Back when I was 10 years old my soon-to-be stepmother brought me back from Vienna an EP, which I still have, of the Vienna Boys’ Choir – children’s songs, including Trara die Post ist da, which I used to sing to my children. And there they are this morning, high above the orchestra, singing in that same crisp and mannered style, and looking terribly smart.
The whole occasion is a throwback to the high days of the Austro-Hungarian Empire, when emperor and court would attend such events. There’s a strange sadness interwoven with the exuberance, a sense of the old Vienna, in its heyday, one of the world’s great cities, full of self-belief, with no sense of a future which took out Hungary, the Alto Adige and more from the old empire and left only Austria, and a Vienna which had to suffer the Anschluss before reinventing itself post WW2. Edmund de Waal’s The Hare with Amber Eyes tells the tell through one family quite brilliantly.
Should we lament this world, its elites and arrogance and gilded Baroque grandeur? Of course not. But … if you get carried along by the waltzes and the dance and the ambience you can imagine it as some kind of a lost paradise. Imagine it. A little bit of Ruritania, a world of childhood and make-believe fashioned for adults.
We can’t escape ambivalence. All that pleasure, and a touch of guilt. Somehow adds to the enjoyment.
And what of this New Year? It starts as always with a bounce and optimism, probably all too quickly undone. There will be celebration, it’s an Olympic year, and triumph, the human spirit proving itself in adversity – and new crises, and the old crises – refugees at this moment waiting to cross from Turkey to Greece, and IS still working its evil.
Will the world solve old problems more than create new ones? Shift the balance of the scale a little?
I will live in hope.
Last night, half-past midnight, I looked out across the valley, from our New Year’s party, hardly a light amidst the fields and woods, but above a half-moon, last-quarter, climbing the eastern sky, and to the south Orion, and the air cold and turning frosty – the first frost of the over-mild December just expired, and the first of the new January.
Come the morning, three hours ago, pulling the curtain back, all was grey, the east now delivering a chill wind as I ran along the lanes and across the common, ahead of the promised rain….
But, damn it, there is an extra spring in my step, then, and now, a few hours later, after a village walk and Christmas cake and mince pies.

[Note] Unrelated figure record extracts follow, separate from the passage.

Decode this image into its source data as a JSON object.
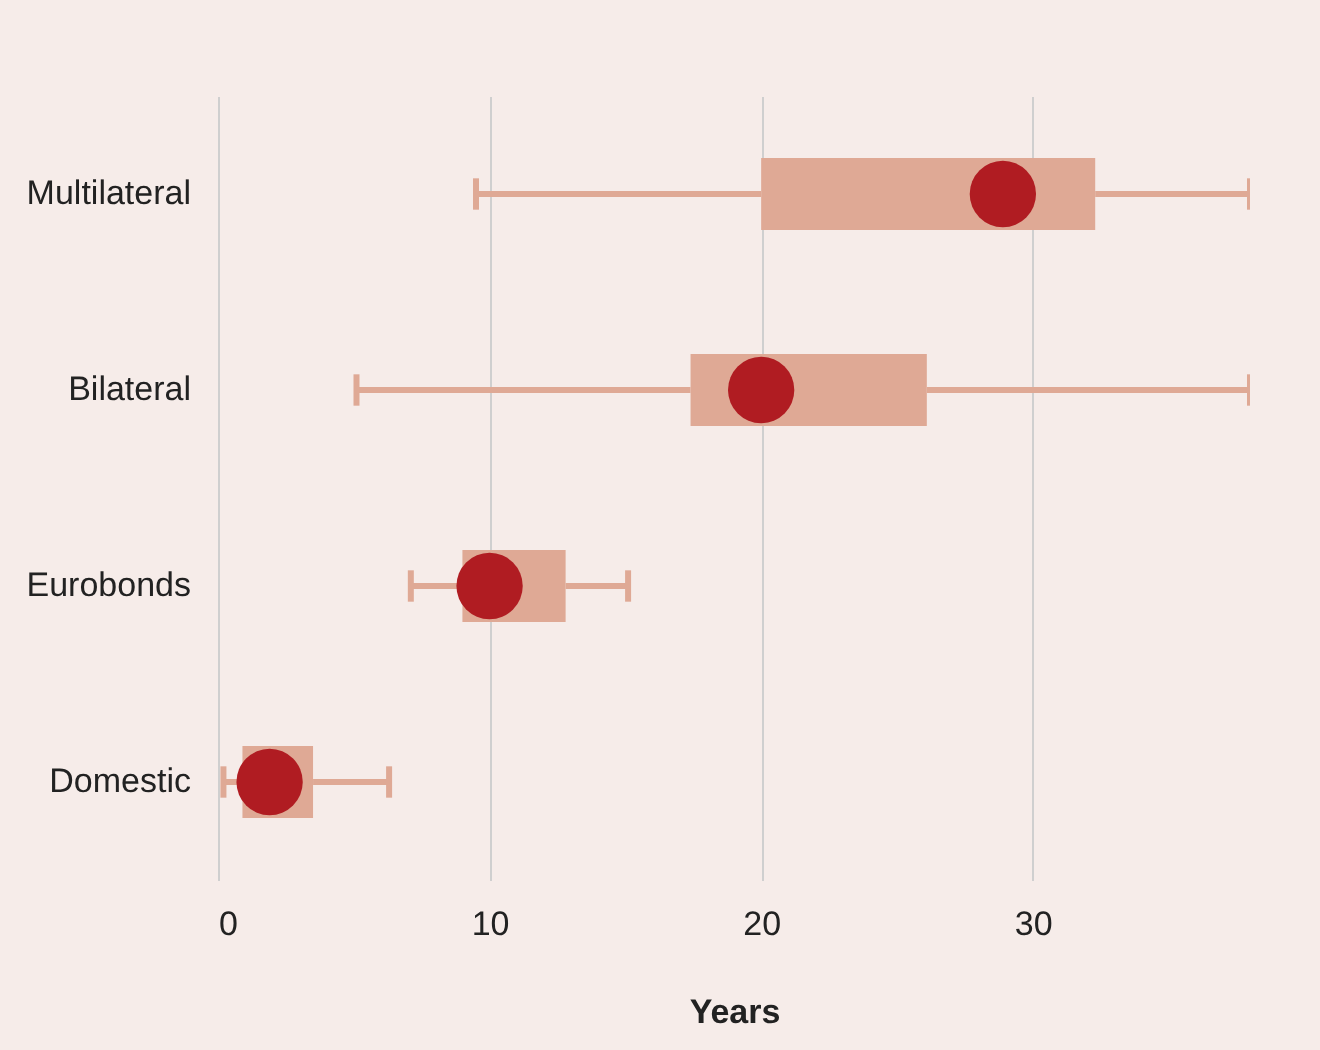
{
  "chart_data": {
    "type": "box",
    "orientation": "horizontal",
    "xlabel": "Years",
    "categories": [
      "Multilateral",
      "Bilateral",
      "Eurobonds",
      "Domestic"
    ],
    "series": [
      {
        "color": "#dfa995",
        "boxes": [
          {
            "low": 9.5,
            "q1": 20,
            "median": 28.9,
            "q3": 32.3,
            "high": 38
          },
          {
            "low": 5.1,
            "q1": 17.4,
            "median": 20,
            "q3": 26.1,
            "high": 38
          },
          {
            "low": 7.1,
            "q1": 9,
            "median": 10,
            "q3": 12.8,
            "high": 15.1
          },
          {
            "low": 0.2,
            "q1": 0.9,
            "median": 1.9,
            "q3": 3.5,
            "high": 6.3
          }
        ]
      }
    ],
    "xlim": [
      0,
      38
    ],
    "xticks": [
      0,
      10,
      20,
      30
    ],
    "grid": "x"
  }
}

I had literally waltzed in my heavy walking boots down the hill, humming the Blue Danube, and adapting the Radetsky March. Hazel, my partner, didn’t know what to make of it, or me. I didn’t get beyond two disastrous dancing lessons in my teens, but I almost floated this time, in a clumping sort of way.
I will probably clump my way through 2016, but I will aim to do so exuberantly.